Belajar menulis gelombang 4
Resume 15

Pertemuan 15, Rabu/ 1 April 2020
Pemateri : Indra Charismiadji pemerhati dan praktisi edukasi 4.0, Direktur Eksekutif CERDAS (Center for Education Regulations & Development Analysis)
Materi : Mengelola pembelajaran daring yang efektif

Sebelumnya, sekitar 2 minggu yang lalu Mendikbud sudah mengeluarkan Surat Edaran Nomor 36962/MPK.A/HK/2020 yang menjadikan kegiatan pembelajaran bisa secara langsung diganti dengan menggunakan metoda dalam jaringan (daring/ online) sebagai langkah pencegaran penyebaran Covid 19 (Coronavirus disease).
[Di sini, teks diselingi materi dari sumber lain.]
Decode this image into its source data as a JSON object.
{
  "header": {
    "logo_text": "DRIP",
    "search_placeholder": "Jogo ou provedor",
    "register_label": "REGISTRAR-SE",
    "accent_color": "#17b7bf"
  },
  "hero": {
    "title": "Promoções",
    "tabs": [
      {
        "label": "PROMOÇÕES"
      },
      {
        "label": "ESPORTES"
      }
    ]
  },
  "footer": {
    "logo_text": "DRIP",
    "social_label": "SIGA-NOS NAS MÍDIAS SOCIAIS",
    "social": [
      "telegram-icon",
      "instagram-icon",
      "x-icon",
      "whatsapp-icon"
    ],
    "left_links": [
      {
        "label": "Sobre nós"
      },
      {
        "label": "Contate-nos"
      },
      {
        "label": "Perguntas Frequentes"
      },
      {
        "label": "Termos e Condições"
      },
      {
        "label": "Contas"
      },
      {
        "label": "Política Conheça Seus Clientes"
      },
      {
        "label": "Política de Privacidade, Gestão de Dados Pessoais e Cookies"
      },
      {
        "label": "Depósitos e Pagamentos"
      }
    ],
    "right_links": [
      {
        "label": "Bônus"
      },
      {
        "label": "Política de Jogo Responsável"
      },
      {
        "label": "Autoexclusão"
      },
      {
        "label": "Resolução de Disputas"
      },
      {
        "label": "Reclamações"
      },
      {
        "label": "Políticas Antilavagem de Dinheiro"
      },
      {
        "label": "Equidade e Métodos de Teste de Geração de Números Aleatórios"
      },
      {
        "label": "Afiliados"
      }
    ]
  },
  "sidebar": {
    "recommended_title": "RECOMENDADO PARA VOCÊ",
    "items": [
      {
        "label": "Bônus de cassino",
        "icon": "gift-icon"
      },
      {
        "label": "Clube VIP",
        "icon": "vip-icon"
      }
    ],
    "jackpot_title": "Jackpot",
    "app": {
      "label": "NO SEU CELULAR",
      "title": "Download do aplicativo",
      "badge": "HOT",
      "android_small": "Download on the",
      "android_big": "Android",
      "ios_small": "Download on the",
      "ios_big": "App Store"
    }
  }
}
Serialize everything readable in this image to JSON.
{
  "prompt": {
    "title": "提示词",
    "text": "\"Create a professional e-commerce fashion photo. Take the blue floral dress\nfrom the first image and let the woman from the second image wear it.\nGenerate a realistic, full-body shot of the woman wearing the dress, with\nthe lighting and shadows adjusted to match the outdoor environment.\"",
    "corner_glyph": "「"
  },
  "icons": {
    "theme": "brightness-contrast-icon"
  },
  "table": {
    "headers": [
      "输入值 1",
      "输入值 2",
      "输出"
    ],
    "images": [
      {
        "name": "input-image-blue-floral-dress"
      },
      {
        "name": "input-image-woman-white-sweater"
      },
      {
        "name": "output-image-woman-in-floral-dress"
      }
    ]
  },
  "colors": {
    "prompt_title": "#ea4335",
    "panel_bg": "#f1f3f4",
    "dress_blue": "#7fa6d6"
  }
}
Dengan demikian guru semakin akrab dengan teknologi dalam pemberian tugas dan materi. Ada yang menyampaikan tugas/ materi lewat media sosial seperti FB, grup WA, telegram, google clasroom, dll.
Namun, masih banyak guru yang dengan alasan tertentu hanya memberikan tugas (bahkan terlalu banyak). Siswa juga kewalahan mengerjakan tugas yang tidak mereka mengerti karna tak ada bimbingan dari guru secraa langung. Orangtua juga mulai stres mendampingi anaknya belajar di rumah yang mereka sendiri bahkan tidak paham. Nah sebenarnya bagaimana seharusnya pembelajaran daring yang efektif saat ini? Penulis akan ulas berikut ini.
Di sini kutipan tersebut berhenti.